The argument and claims of widespread fraud were demonstrably false: Millions voted on paper ballots effortlessly because of the pandemic. There was little indication of major problems at the polls on Tuesday.
The tensions that have plagued the country since before Trump took office remained at an elevated state heading into the election, with law enforcement agencies preparing for violence regardless of who wins. Authorities erected a new fence around the White House late Monday night, with memories of the Black Lives Matter protests from the summer still fresh.

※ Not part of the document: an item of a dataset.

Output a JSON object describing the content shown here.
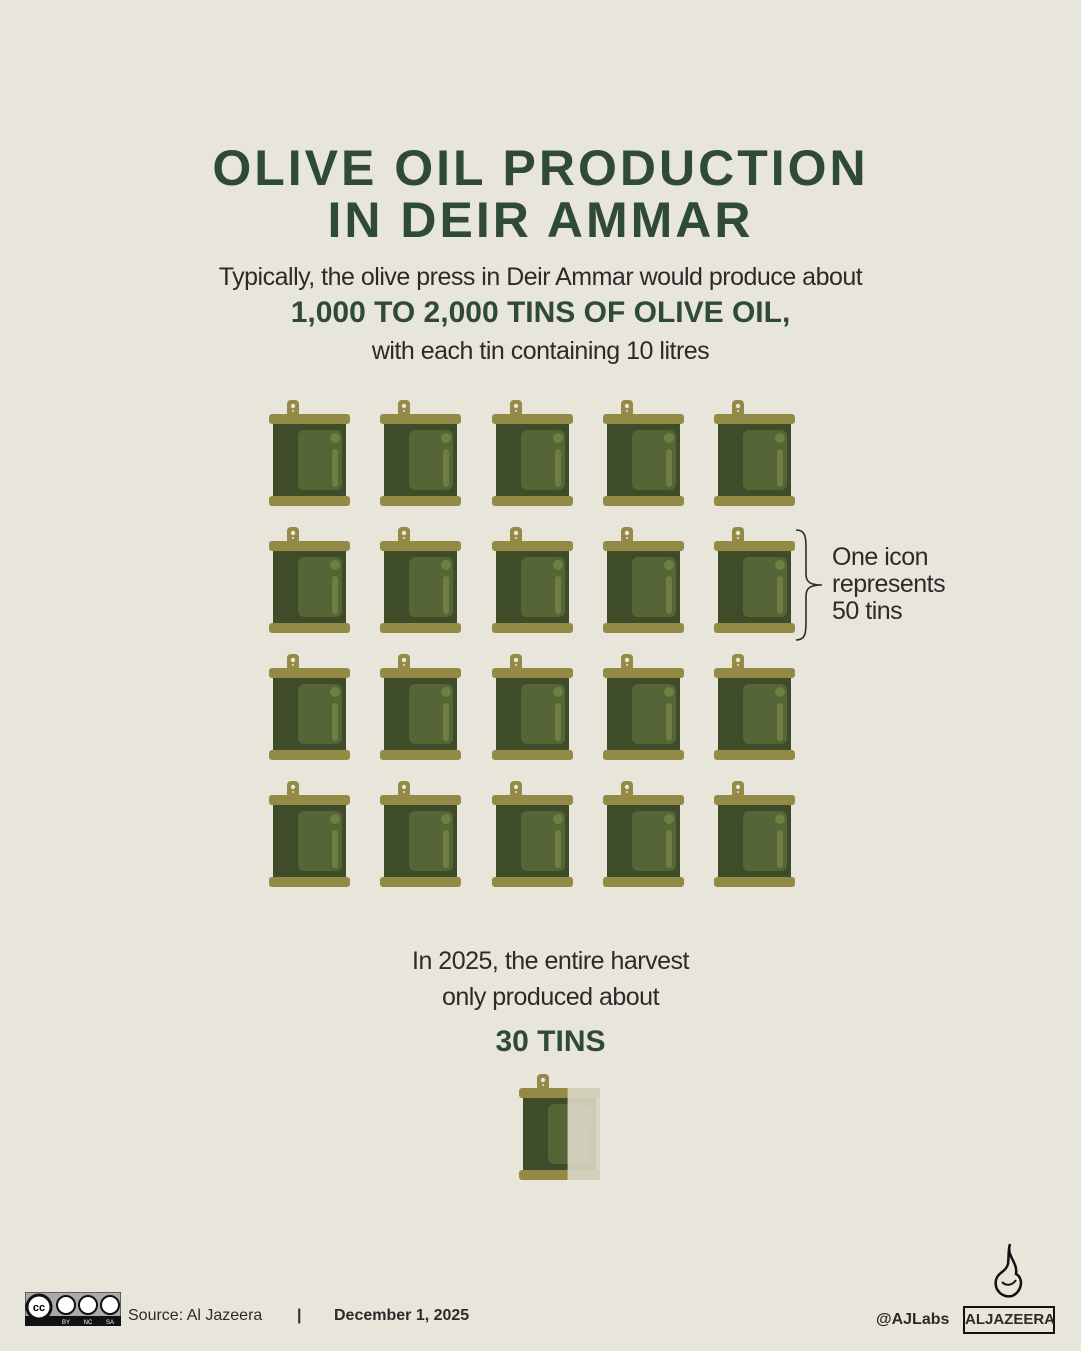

The FBI is reviewing a Texas highway incident last week in which a caravan of vehicles waving Trump flags swarmed a Biden campaign bus. Similar incidents have occurred in other states since then.
Trump, a real-estate magnate and former reality TV star, won the White House in 2016, despite polls heading into Election Day that showed Hillary.
For Biden’s part, the campaign marked his third attempt at the presidency, after serving eight years as vice president and 36 representing Delaware in the Senate.
Whoever wins will be the oldest president sworn in – older than Ronald Reagan when he was sworn in for a second term in 1985. Trump is 74 and Biden turns 78 on Nov. 20.